Frank unplugged the charger for the second MRV and settled into the seat. The distant sun had begun to set. The recirculation pump hummed and he touched the throttle, then followed the tire marks left by Tina and Connor’s MRV. Under the dim light, he drove. He stopped once to inspect the strange marks that resembled tracks. They led across the wheel marks left by his crew, on top of the sandy soil. He glanced north, then south.
“Bullshit,” he cursed, then kicked and smoothed the marks with his boot before he resumed his journey.
He drove for another hour and came to a smoking crater gouged in the reddish-tinted sands. Broken and twisted equipment and pieces of the MRV were strewn across the landscape. In the middle of the basin smoke wafted upward, and made a tiny trail that disappeared into the Martian sky. A couple of the pieces on the sand were chunks of Tina, shredded from the blast of the demolition charge.
Frank shook his head angrily, tried to control his breathing, but he was panicked.

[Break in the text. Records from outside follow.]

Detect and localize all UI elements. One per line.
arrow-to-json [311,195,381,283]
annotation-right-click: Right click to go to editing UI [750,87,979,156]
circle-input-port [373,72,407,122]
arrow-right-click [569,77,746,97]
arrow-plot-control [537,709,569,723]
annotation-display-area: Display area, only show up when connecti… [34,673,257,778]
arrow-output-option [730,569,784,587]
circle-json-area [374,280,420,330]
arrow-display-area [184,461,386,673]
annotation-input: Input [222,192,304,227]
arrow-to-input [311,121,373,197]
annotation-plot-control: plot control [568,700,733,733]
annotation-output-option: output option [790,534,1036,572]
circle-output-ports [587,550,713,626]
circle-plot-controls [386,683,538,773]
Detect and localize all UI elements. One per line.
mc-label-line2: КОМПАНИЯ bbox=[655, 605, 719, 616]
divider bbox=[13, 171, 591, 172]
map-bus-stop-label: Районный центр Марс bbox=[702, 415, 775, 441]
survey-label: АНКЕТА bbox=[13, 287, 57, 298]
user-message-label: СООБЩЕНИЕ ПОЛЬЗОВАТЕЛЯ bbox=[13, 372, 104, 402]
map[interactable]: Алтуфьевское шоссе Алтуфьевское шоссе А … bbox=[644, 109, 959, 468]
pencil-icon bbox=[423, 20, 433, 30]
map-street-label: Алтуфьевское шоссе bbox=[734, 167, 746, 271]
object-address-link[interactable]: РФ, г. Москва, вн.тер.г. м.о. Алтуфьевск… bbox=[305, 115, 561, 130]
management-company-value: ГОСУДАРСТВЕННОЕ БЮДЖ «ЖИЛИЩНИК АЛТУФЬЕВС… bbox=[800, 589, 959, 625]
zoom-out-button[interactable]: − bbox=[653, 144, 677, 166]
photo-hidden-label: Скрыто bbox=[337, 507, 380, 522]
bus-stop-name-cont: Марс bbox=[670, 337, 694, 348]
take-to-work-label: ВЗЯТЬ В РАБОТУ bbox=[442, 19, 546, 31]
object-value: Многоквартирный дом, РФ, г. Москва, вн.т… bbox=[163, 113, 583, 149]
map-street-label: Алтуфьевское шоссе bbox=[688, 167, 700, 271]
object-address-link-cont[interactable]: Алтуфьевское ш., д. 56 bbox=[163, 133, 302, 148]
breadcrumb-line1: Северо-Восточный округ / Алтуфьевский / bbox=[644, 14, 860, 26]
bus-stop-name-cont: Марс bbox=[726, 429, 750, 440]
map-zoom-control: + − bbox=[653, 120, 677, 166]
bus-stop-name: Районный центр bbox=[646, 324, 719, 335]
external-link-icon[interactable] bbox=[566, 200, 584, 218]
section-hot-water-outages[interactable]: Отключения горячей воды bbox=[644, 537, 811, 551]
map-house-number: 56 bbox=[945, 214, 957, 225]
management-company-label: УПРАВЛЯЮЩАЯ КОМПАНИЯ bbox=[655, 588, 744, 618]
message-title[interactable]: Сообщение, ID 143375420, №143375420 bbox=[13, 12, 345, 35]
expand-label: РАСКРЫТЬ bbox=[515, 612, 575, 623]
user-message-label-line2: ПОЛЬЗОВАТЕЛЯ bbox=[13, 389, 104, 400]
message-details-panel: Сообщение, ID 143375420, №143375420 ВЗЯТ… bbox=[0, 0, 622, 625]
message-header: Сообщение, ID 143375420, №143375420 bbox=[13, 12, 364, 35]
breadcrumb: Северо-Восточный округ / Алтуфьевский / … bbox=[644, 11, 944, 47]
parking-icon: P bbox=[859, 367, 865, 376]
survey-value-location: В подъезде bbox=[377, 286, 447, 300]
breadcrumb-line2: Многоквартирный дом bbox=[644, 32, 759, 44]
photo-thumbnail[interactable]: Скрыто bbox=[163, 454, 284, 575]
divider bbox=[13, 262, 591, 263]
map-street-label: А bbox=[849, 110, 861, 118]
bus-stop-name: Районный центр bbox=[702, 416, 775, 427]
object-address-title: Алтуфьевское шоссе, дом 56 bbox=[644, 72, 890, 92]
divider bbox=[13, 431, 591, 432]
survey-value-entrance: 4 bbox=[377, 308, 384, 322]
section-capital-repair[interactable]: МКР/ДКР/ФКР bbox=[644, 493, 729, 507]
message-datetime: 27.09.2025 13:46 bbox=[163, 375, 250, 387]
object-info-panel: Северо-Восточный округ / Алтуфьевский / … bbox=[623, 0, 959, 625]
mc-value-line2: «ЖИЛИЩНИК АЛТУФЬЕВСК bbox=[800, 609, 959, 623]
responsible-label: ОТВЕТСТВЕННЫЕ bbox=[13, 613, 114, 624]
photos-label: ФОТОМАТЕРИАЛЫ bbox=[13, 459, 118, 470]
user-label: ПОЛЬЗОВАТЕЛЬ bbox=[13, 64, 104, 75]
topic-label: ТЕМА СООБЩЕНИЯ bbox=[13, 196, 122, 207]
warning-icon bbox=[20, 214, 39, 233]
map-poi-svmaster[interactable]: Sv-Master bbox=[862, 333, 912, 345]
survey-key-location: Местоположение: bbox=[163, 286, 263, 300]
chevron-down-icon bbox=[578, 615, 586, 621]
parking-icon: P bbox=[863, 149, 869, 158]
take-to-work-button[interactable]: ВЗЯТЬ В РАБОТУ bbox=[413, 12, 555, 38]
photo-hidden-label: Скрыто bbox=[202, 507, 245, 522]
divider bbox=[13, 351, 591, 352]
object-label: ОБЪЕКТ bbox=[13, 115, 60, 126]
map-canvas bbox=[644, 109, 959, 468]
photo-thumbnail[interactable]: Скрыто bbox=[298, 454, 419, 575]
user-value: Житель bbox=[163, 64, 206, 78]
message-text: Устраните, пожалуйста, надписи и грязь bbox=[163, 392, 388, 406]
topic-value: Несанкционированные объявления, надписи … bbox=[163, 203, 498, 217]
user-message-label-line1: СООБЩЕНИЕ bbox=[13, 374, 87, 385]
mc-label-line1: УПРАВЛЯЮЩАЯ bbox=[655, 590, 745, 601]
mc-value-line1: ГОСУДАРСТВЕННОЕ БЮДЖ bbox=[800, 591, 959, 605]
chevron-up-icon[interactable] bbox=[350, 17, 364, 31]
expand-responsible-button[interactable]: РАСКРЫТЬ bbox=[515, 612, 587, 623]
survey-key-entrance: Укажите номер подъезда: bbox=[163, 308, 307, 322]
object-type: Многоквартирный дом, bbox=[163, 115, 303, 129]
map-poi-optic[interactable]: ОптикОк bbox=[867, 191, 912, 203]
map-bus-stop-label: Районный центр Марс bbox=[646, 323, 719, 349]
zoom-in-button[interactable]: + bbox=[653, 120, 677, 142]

“Why?” is all he could say, and he returned to the MRV and gunned the throttle. Mind numbed, he continued, and followed the tire tracks until that familiar hill was on the horizon. He slowed the rover and could see more of the marks in the sand. The tracks were much like those of giant crabs that had danced and shuffled. Several sets ran north, then south, or simply started and stopped in the sand and appeared from nowhere. A cluster of the marks dominated the landscape, but they stopped like an invisible wall had halted their progress about fifteen meters from the stone outcrop.
The MRV skidded to a stop. Red dust flowed past the vehicle and Frank set his feet once again on Mars. The optics in his helmet closely scanned the rock wall. From this angle, he could see how smooth and uniform it was. Pistol in hand, he moved towards the wall, then discovered a small hole near the west end of it. His ear bud inside his helmet buzzed and popped. “Connor, is that you? Report.”